On that study what we tried to do was to evaluate TMB, tumour mutational burden, as measured in the tumour tissue as a potential prognostic and as a potential predictive marker. That means what is the influence of the tumour mutational burden of your tumour on your outcome when you’re treated with chemo or with chemo-IO, this is the prognostic value, but secondly, also very important, is every single patient treated with chemo plus pembrolizumab benefitting from this therapy or is there any specific subset which is benefitting the most related to TMB? Is there any specific subset that is not benefitting at all? This is the type of analysis we have performed.

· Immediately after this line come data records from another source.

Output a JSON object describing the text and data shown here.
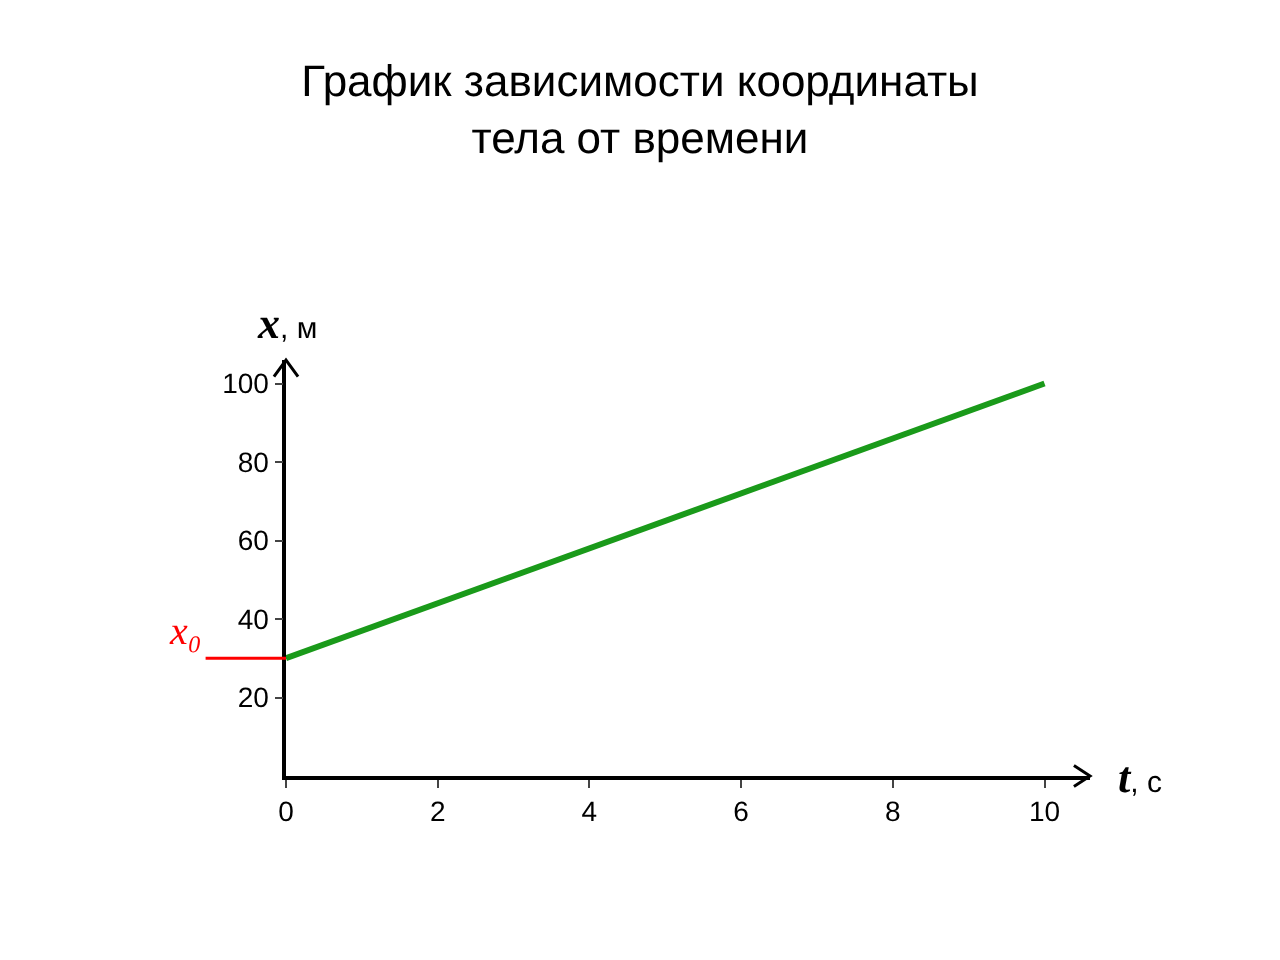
{
  "chart_data": {
    "type": "line",
    "title": "График зависимости координаты\nтела от времени",
    "xlabel": "t, с",
    "ylabel": "x, м",
    "x": [
      0,
      10
    ],
    "series": [
      {
        "color": "#1a9a1a",
        "values": [
          30,
          100
        ]
      }
    ],
    "xlim": [
      0,
      10.6
    ],
    "ylim": [
      0,
      106
    ],
    "xticks": [
      0,
      2,
      4,
      6,
      8,
      10
    ],
    "yticks": [
      20,
      40,
      60,
      80,
      100
    ],
    "ref_lines": [
      {
        "axis": "y",
        "value": 30,
        "label": "x₀",
        "color": "#ff0000"
      }
    ],
    "marker": "none",
    "line_style": "solid"
  }
}
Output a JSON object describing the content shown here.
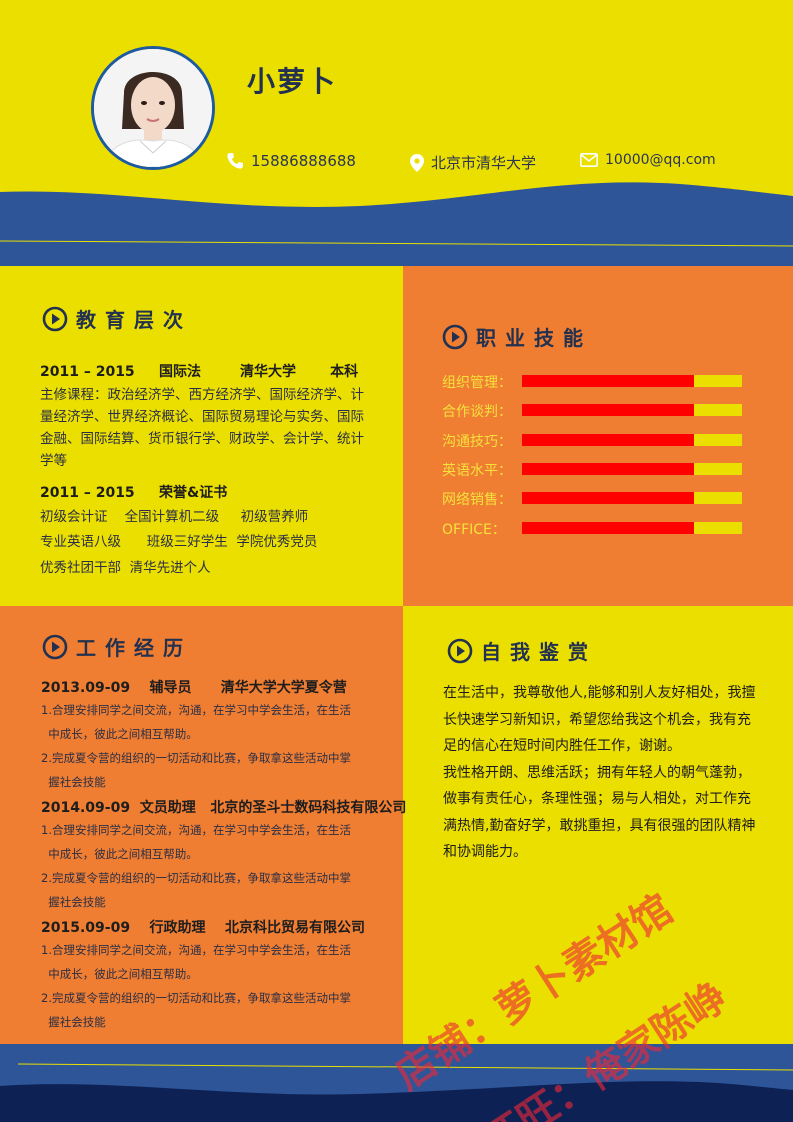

I have to say that it was a pre-specified analysis and the analysis was done on a number of patients that had enough samples from four randomised trials, two phase II, KEYNOTE-021C and -021D, and two phase III, KEYNOTE-189 and KEYNOTE-407. So, among those patients with material enough to be analysed we performed whole exome sequencing and then divided patients with tumour mutational burden high, more than 175 mutations, as compared to low, lower than 175 mutations per exome. Of those patients there were roughly a bit more than 50% of the patients actually included into the trial where we got a TMB value. So we analysed what is the impact of TMB on response, PFS and overall survival on the chemotherapy arms but also on the chemotherapy plus pembrolizumab arms and we did not see any significant effect. So those patients treated with chemo or treated with chemo plus IO did the same, regardless of whether they had high tumour mutational burden or low.

The second analysis was if there was any interaction between TMB and outcome of patients treated with chemo or chemo-IO as it was known. So the benefit from chemo-IO was observed in all patients, among those treated with chemo-IO but also in those patients treated with chemo alone. TMB is not an effective marker based on this data to select which patients should not be treated or who should be treated with pembrolizumab plus chemo.

The inference is, based on this analysis, every patient would be a candidate to benefit from pembrolizumab plus chemotherapy.